The prospect of future economic cooperation between North Korea and South Korea, Japan and China "will hinge on the absence of major disturbances," said the ex-minister, who was instrumental in arranging the first inter-Korean summit in 2000 since the emergence of two separate states on the Korean peninsula in 1948.

But Park said South Korea believed that "exerting overt pressure on the North Korean government would not really help alleviate the North Korean people's suffering nor would a UN resolution be compatible with the goal of prodding the North to resolve the nuclear issue."

China's ambassador to Washington Zhou Wenzhong said North Korea was eager to have improved relations with the United States but highlighted Pyongyang's security concerns.
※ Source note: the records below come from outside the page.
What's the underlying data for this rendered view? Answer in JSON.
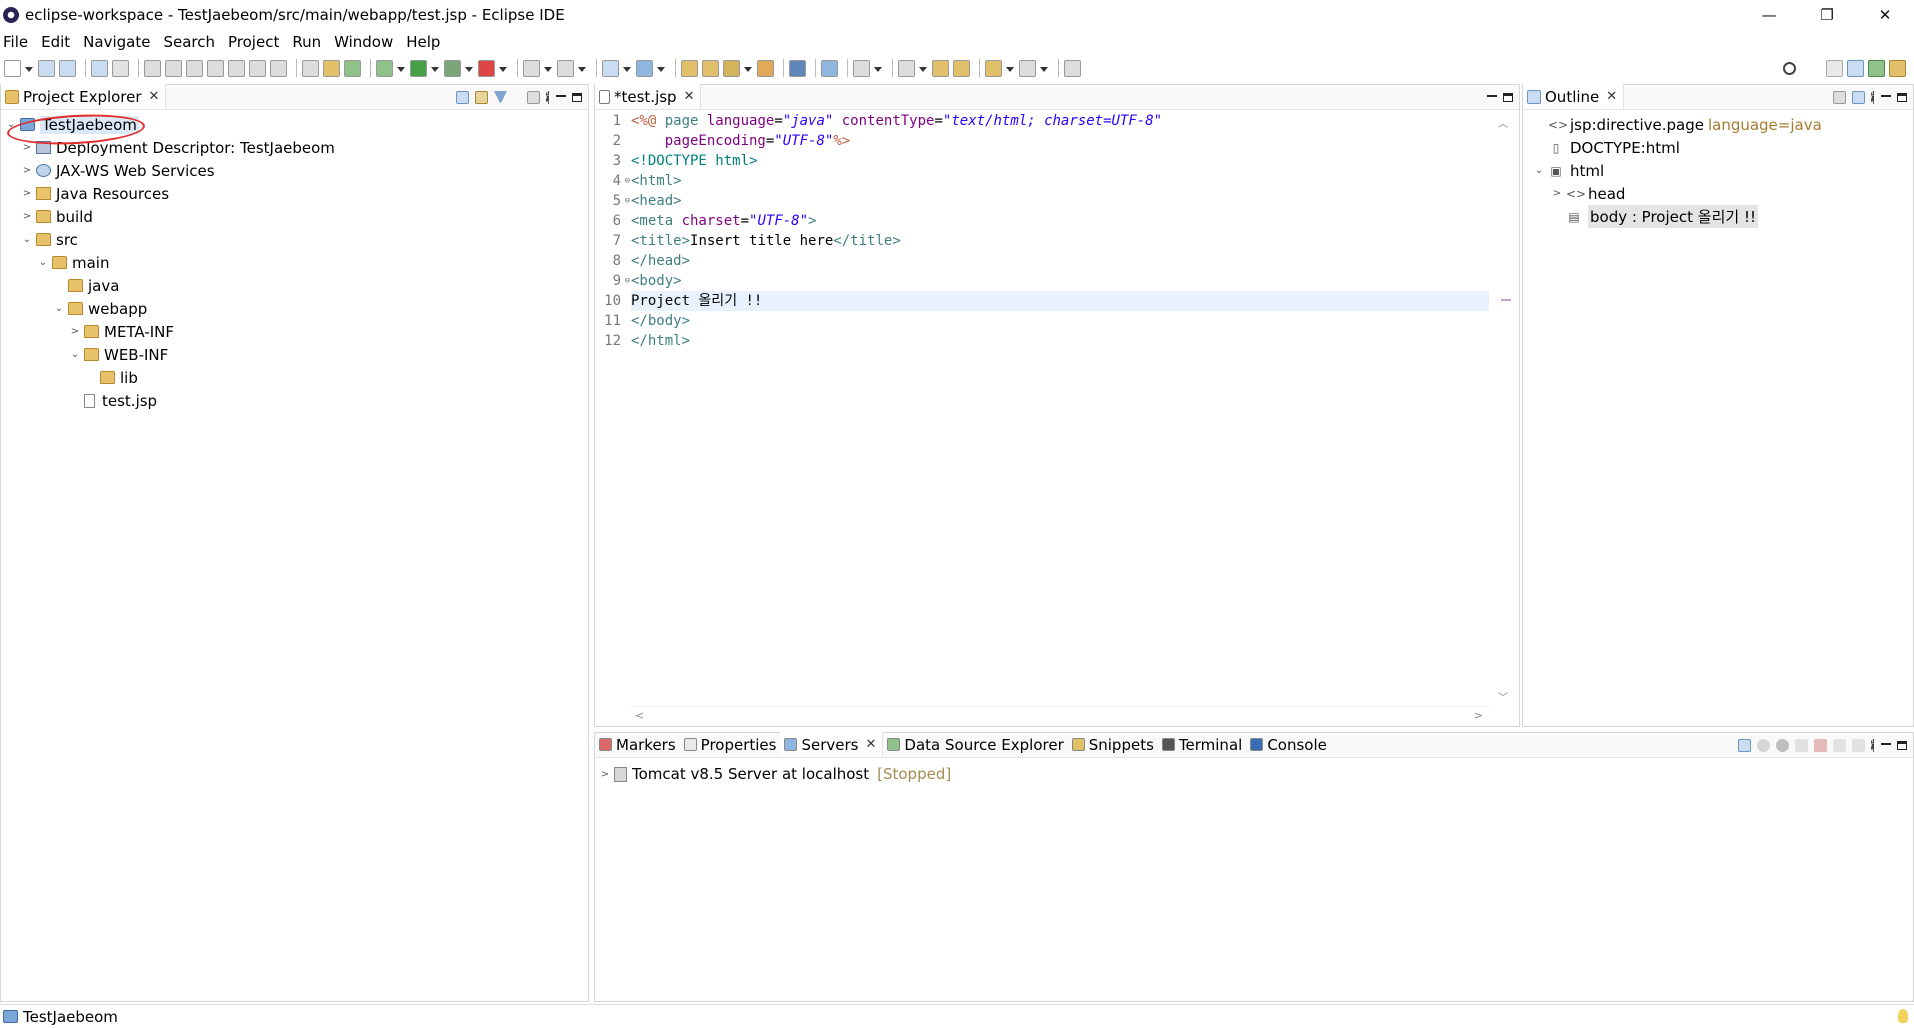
{
  "window": {
    "title": "eclipse-workspace - TestJaebeom/src/main/webapp/test.jsp - Eclipse IDE",
    "minimize": "—",
    "restore": "❐",
    "close": "✕"
  },
  "menu": [
    "File",
    "Edit",
    "Navigate",
    "Search",
    "Project",
    "Run",
    "Window",
    "Help"
  ],
  "project_explorer": {
    "tab_label": "Project Explorer",
    "tree": [
      {
        "label": "TestJaebeom",
        "indent": 0,
        "twisty": "v",
        "icon": "project"
      },
      {
        "label": "Deployment Descriptor: TestJaebeom",
        "indent": 1,
        "twisty": ">",
        "icon": "descriptor"
      },
      {
        "label": "JAX-WS Web Services",
        "indent": 1,
        "twisty": ">",
        "icon": "webservice"
      },
      {
        "label": "Java Resources",
        "indent": 1,
        "twisty": ">",
        "icon": "java-resources"
      },
      {
        "label": "build",
        "indent": 1,
        "twisty": ">",
        "icon": "folder"
      },
      {
        "label": "src",
        "indent": 1,
        "twisty": "v",
        "icon": "folder"
      },
      {
        "label": "main",
        "indent": 2,
        "twisty": "v",
        "icon": "folder"
      },
      {
        "label": "java",
        "indent": 3,
        "twisty": "",
        "icon": "folder"
      },
      {
        "label": "webapp",
        "indent": 3,
        "twisty": "v",
        "icon": "folder"
      },
      {
        "label": "META-INF",
        "indent": 4,
        "twisty": ">",
        "icon": "folder"
      },
      {
        "label": "WEB-INF",
        "indent": 4,
        "twisty": "v",
        "icon": "folder"
      },
      {
        "label": "lib",
        "indent": 5,
        "twisty": "",
        "icon": "folder"
      },
      {
        "label": "test.jsp",
        "indent": 4,
        "twisty": "",
        "icon": "file"
      }
    ]
  },
  "editor": {
    "tab_label": "*test.jsp",
    "line_numbers": [
      "1",
      "2",
      "3",
      "4",
      "5",
      "6",
      "7",
      "8",
      "9",
      "10",
      "11",
      "12"
    ],
    "current_line": "10",
    "lines": [
      [
        {
          "t": "<%@ ",
          "c": "t-dir"
        },
        {
          "t": "page ",
          "c": "t-tag"
        },
        {
          "t": "language",
          "c": "t-attr"
        },
        {
          "t": "=",
          "c": "t-text"
        },
        {
          "t": "\"java\"",
          "c": "t-val"
        },
        {
          "t": " contentType",
          "c": "t-attr"
        },
        {
          "t": "=",
          "c": "t-text"
        },
        {
          "t": "\"text/html; charset=UTF-8\"",
          "c": "t-val"
        }
      ],
      [
        {
          "t": "    pageEncoding",
          "c": "t-attr"
        },
        {
          "t": "=",
          "c": "t-text"
        },
        {
          "t": "\"UTF-8\"",
          "c": "t-val"
        },
        {
          "t": "%>",
          "c": "t-dir"
        }
      ],
      [
        {
          "t": "<!DOCTYPE html>",
          "c": "t-doc"
        }
      ],
      [
        {
          "t": "<html>",
          "c": "t-tag"
        }
      ],
      [
        {
          "t": "<head>",
          "c": "t-tag"
        }
      ],
      [
        {
          "t": "<meta ",
          "c": "t-tag"
        },
        {
          "t": "charset",
          "c": "t-attr"
        },
        {
          "t": "=",
          "c": "t-text"
        },
        {
          "t": "\"UTF-8\"",
          "c": "t-val"
        },
        {
          "t": ">",
          "c": "t-tag"
        }
      ],
      [
        {
          "t": "<title>",
          "c": "t-tag"
        },
        {
          "t": "Insert title here",
          "c": "t-text"
        },
        {
          "t": "</title>",
          "c": "t-tag"
        }
      ],
      [
        {
          "t": "</head>",
          "c": "t-tag"
        }
      ],
      [
        {
          "t": "<body>",
          "c": "t-tag"
        }
      ],
      [
        {
          "t": "Project 올리기 !!",
          "c": "t-text"
        }
      ],
      [
        {
          "t": "</body>",
          "c": "t-tag"
        }
      ],
      [
        {
          "t": "</html>",
          "c": "t-tag"
        }
      ]
    ]
  },
  "outline": {
    "tab_label": "Outline",
    "items": [
      {
        "label": "jsp:directive.page",
        "attr": "language=java",
        "indent": 0,
        "twisty": "",
        "icon": "<>"
      },
      {
        "label": "DOCTYPE:html",
        "attr": "",
        "indent": 0,
        "twisty": "",
        "icon": "▯"
      },
      {
        "label": "html",
        "attr": "",
        "indent": 0,
        "twisty": "v",
        "icon": "▣"
      },
      {
        "label": "head",
        "attr": "",
        "indent": 1,
        "twisty": ">",
        "icon": "<>"
      },
      {
        "label": "body : Project 올리기 !!",
        "attr": "",
        "indent": 1,
        "twisty": "",
        "icon": "▤",
        "selected": true
      }
    ]
  },
  "bottom_panel": {
    "tabs": [
      {
        "label": "Markers",
        "active": false
      },
      {
        "label": "Properties",
        "active": false
      },
      {
        "label": "Servers",
        "active": true
      },
      {
        "label": "Data Source Explorer",
        "active": false
      },
      {
        "label": "Snippets",
        "active": false
      },
      {
        "label": "Terminal",
        "active": false
      },
      {
        "label": "Console",
        "active": false
      }
    ],
    "server": {
      "name": "Tomcat v8.5 Server at localhost",
      "state": "[Stopped]"
    }
  },
  "status_bar": {
    "text": "TestJaebeom"
  },
  "colors": {
    "selection": "#dbe8f7",
    "annotation": "#e22a2a",
    "current_line": "#e8f2fe"
  }
}
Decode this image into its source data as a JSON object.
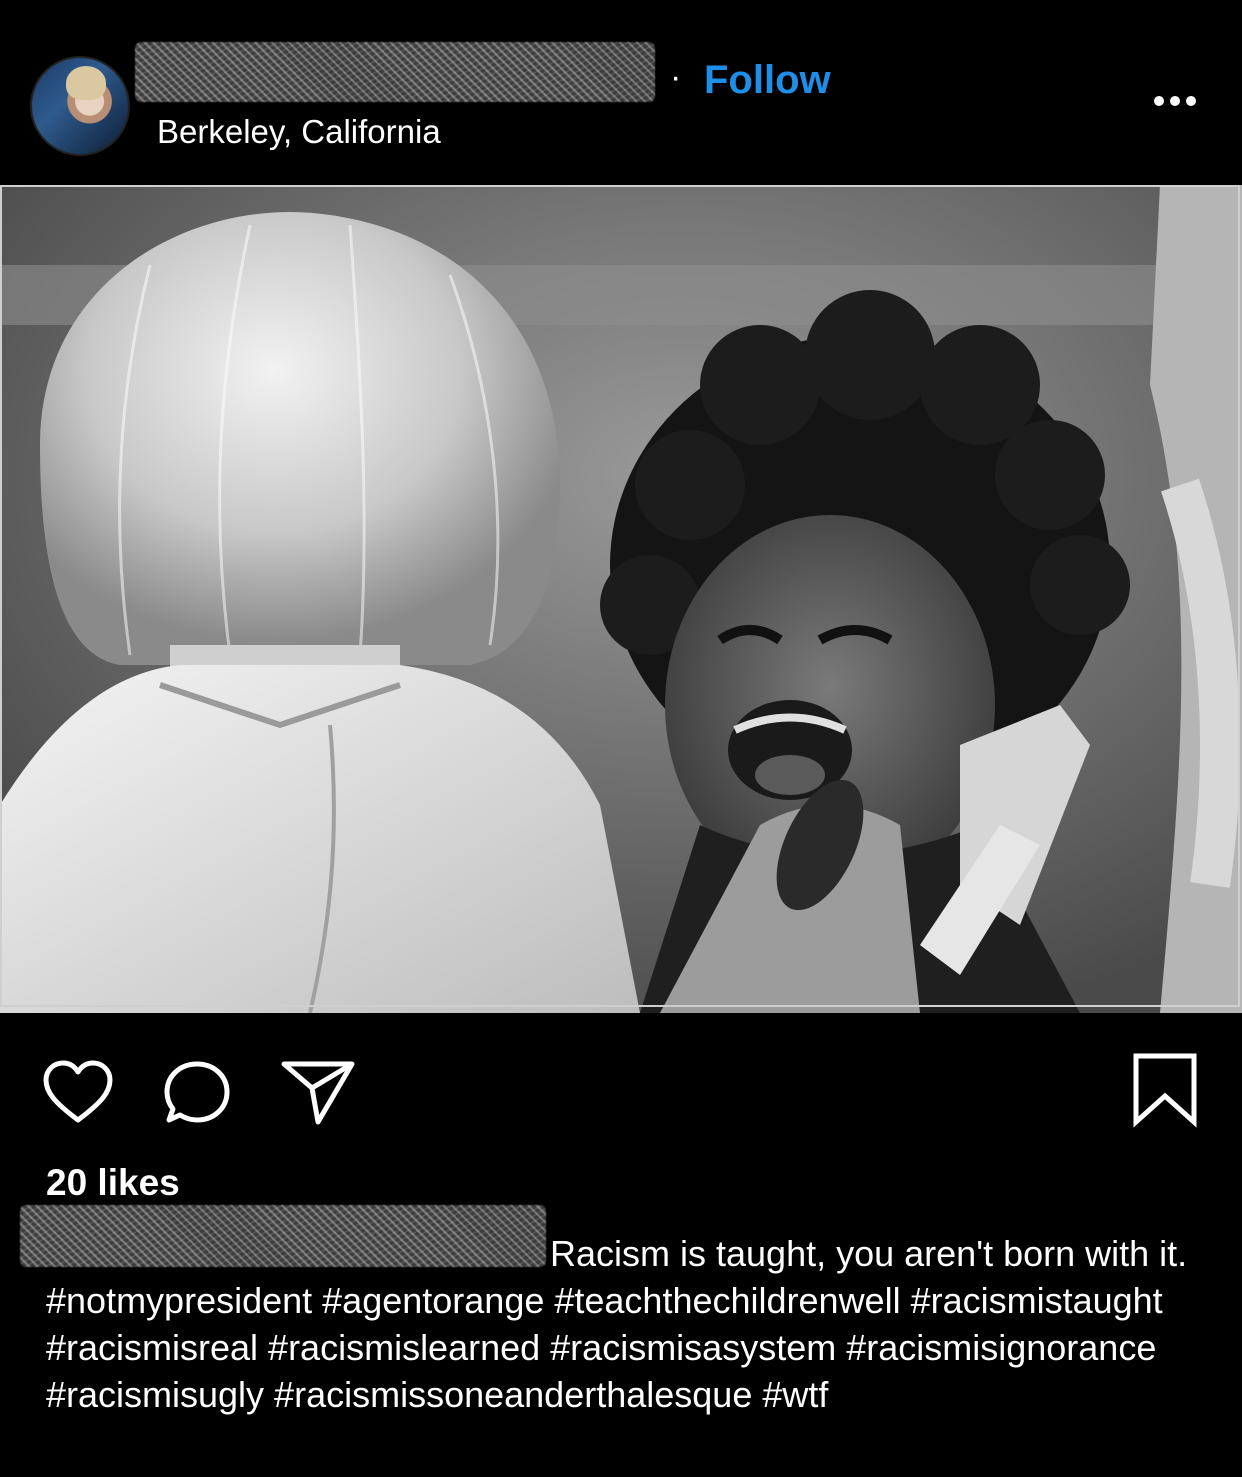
{
  "header": {
    "separator": "·",
    "follow_label": "Follow",
    "location": "Berkeley, California"
  },
  "post": {
    "likes": "20 likes",
    "caption": "Racism is taught, you aren't born with it. #notmypresident #agentorange #teachthechildrenwell #racismistaught #racismisreal #racismislearned #racismisasystem #racismisignorance #racismisugly #racismissoneanderthalesque #wtf"
  },
  "icons": {
    "like": "heart-icon",
    "comment": "comment-icon",
    "share": "paper-plane-icon",
    "save": "bookmark-icon",
    "more": "more-icon"
  },
  "colors": {
    "background": "#000000",
    "follow": "#1e8fe8",
    "text": "#ffffff"
  }
}
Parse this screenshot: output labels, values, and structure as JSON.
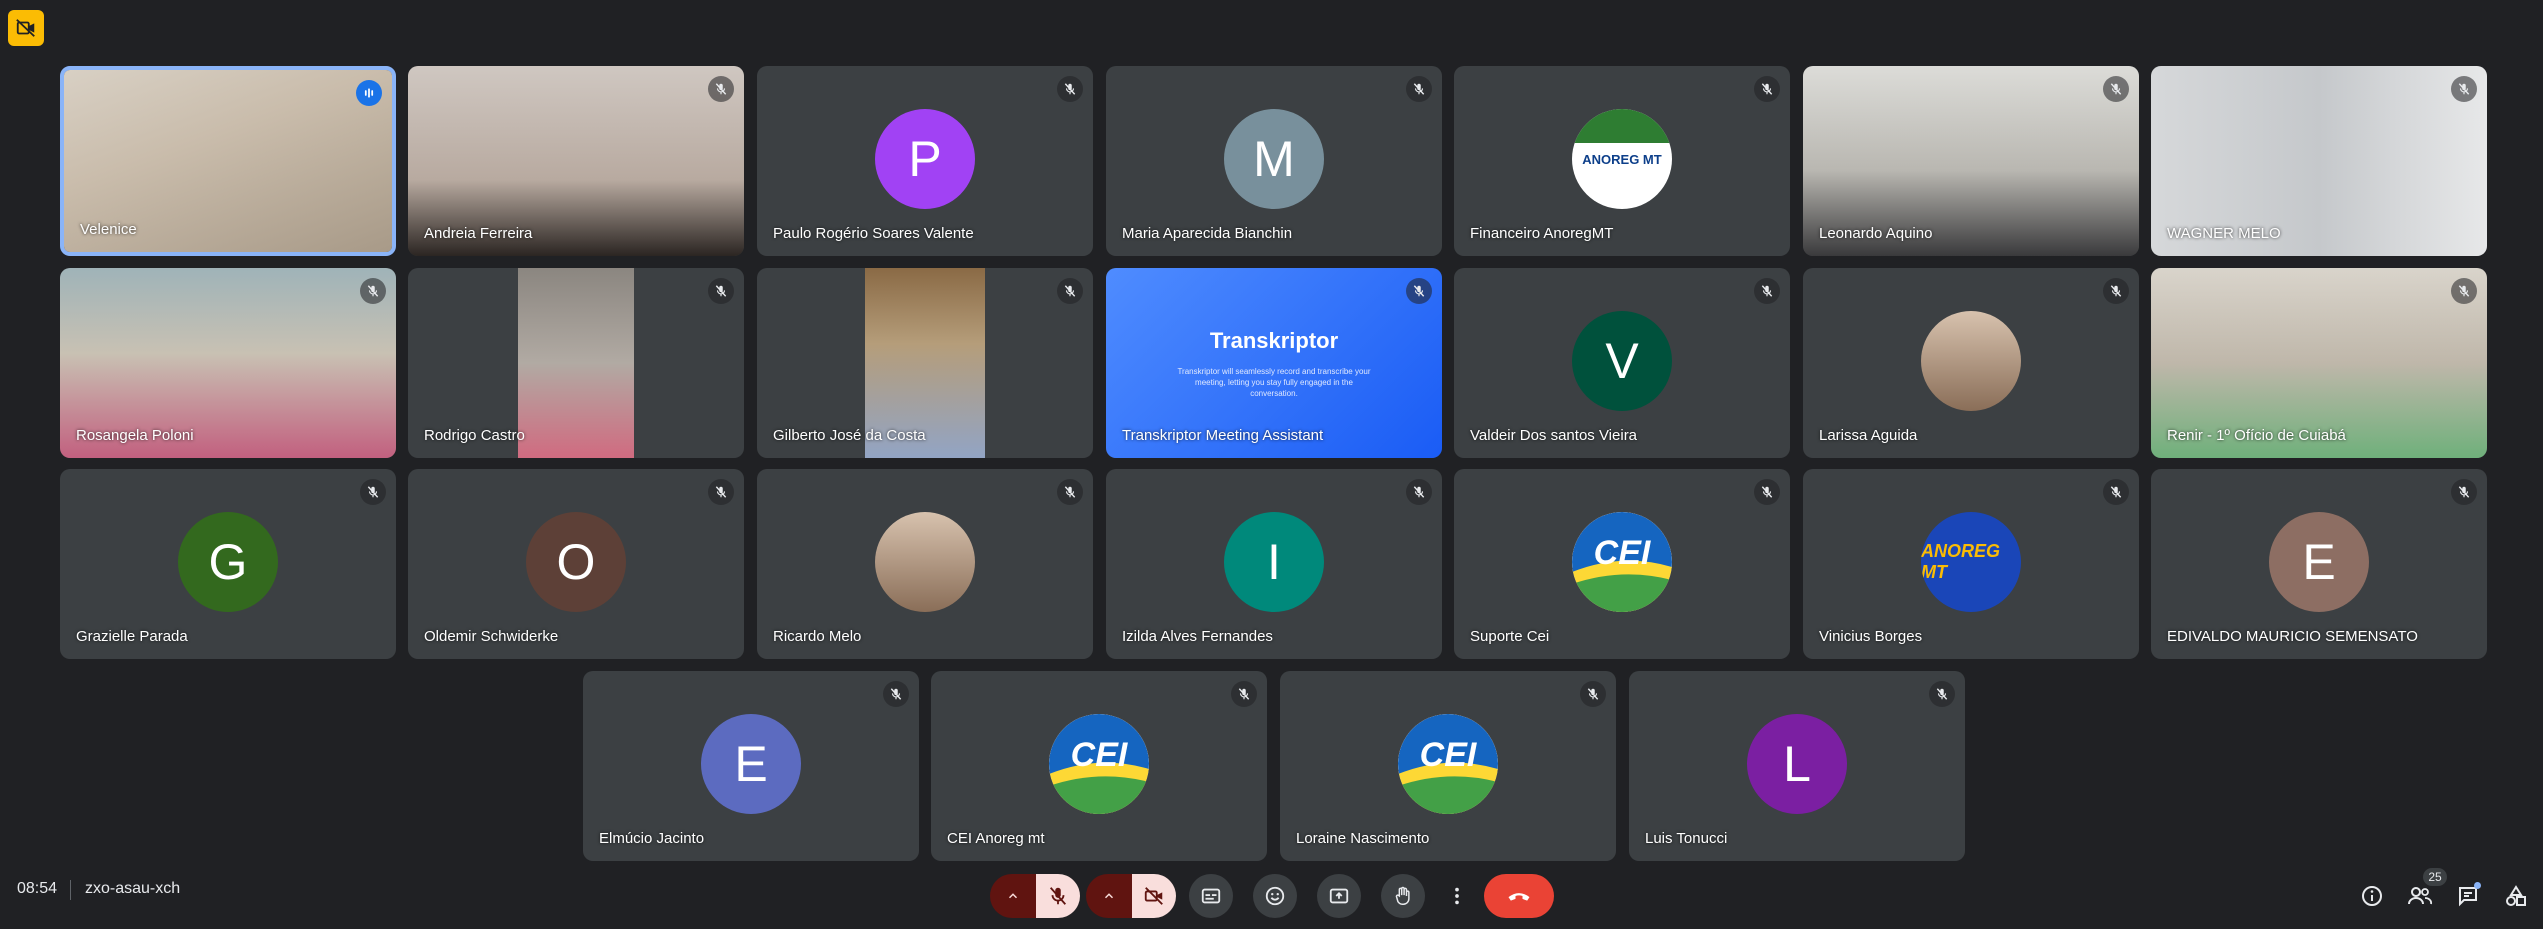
{
  "meeting": {
    "time": "08:54",
    "code": "zxo-asau-xch"
  },
  "colors": {
    "background": "#202124",
    "tile": "#3c4043",
    "active_border": "#8ab4f8",
    "end_call": "#ea4335",
    "badge": "#fbbc04"
  },
  "participants": [
    {
      "name": "Velenice",
      "kind": "video",
      "speaking": true
    },
    {
      "name": "Andreia Ferreira",
      "kind": "video"
    },
    {
      "name": "Paulo Rogério Soares Valente",
      "kind": "initial",
      "initial": "P",
      "color": "#a142f4"
    },
    {
      "name": "Maria Aparecida Bianchin",
      "kind": "initial",
      "initial": "M",
      "color": "#78909c"
    },
    {
      "name": "Financeiro AnoregMT",
      "kind": "logo",
      "logo_text": "ANOREG MT"
    },
    {
      "name": "Leonardo Aquino",
      "kind": "video"
    },
    {
      "name": "WAGNER MELO",
      "kind": "video"
    },
    {
      "name": "Rosangela Poloni",
      "kind": "video"
    },
    {
      "name": "Rodrigo Castro",
      "kind": "video"
    },
    {
      "name": "Gilberto José da Costa",
      "kind": "video"
    },
    {
      "name": "Transkriptor Meeting Assistant",
      "kind": "transkriptor",
      "title": "Transkriptor",
      "subtitle": "Transkriptor will seamlessly record and transcribe your meeting, letting you stay fully engaged in the conversation."
    },
    {
      "name": "Valdeir Dos santos Vieira",
      "kind": "initial",
      "initial": "V",
      "color": "#00513c"
    },
    {
      "name": "Larissa Aguida",
      "kind": "photo"
    },
    {
      "name": "Renir - 1º Ofício de Cuiabá",
      "kind": "video"
    },
    {
      "name": "Grazielle Parada",
      "kind": "initial",
      "initial": "G",
      "color": "#33691e"
    },
    {
      "name": "Oldemir Schwiderke",
      "kind": "initial",
      "initial": "O",
      "color": "#5d4037"
    },
    {
      "name": "Ricardo Melo",
      "kind": "photo"
    },
    {
      "name": "Izilda Alves Fernandes",
      "kind": "initial",
      "initial": "I",
      "color": "#00897b"
    },
    {
      "name": "Suporte Cei",
      "kind": "cei",
      "logo_text": "CEI"
    },
    {
      "name": "Vinicius Borges",
      "kind": "anoreg",
      "logo_text": "ANOREG MT"
    },
    {
      "name": "EDIVALDO MAURICIO SEMENSATO",
      "kind": "initial",
      "initial": "E",
      "color": "#8d6e63"
    },
    {
      "name": "Elmúcio Jacinto",
      "kind": "initial",
      "initial": "E",
      "color": "#5c6bc0"
    },
    {
      "name": "CEI Anoreg mt",
      "kind": "cei",
      "logo_text": "CEI"
    },
    {
      "name": "Loraine Nascimento",
      "kind": "cei",
      "logo_text": "CEI"
    },
    {
      "name": "Luis Tonucci",
      "kind": "initial",
      "initial": "L",
      "color": "#7b1fa2"
    }
  ],
  "toolbar": {
    "items": [
      "mic-options-icon",
      "mic-off-icon",
      "camera-options-icon",
      "camera-off-icon",
      "captions-icon",
      "emoji-icon",
      "present-icon",
      "raise-hand-icon",
      "more-options-icon",
      "end-call-icon"
    ]
  },
  "right_panel": {
    "people_count": "25"
  }
}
"They feel they are not being treated as a friend or a partner ... rather they feel their security is being threatened," he said during a visit to Chicago.

China, North Korea's top ally and aid provider, is host to the six-party nuclear talks, which also include the United States, the two Koreas, Japan and Russia.

"Its in the best interest of everyone to try to resolve the issue peacefully and obviously a nuclear free peninsula is in the best interest of all," Zhou said.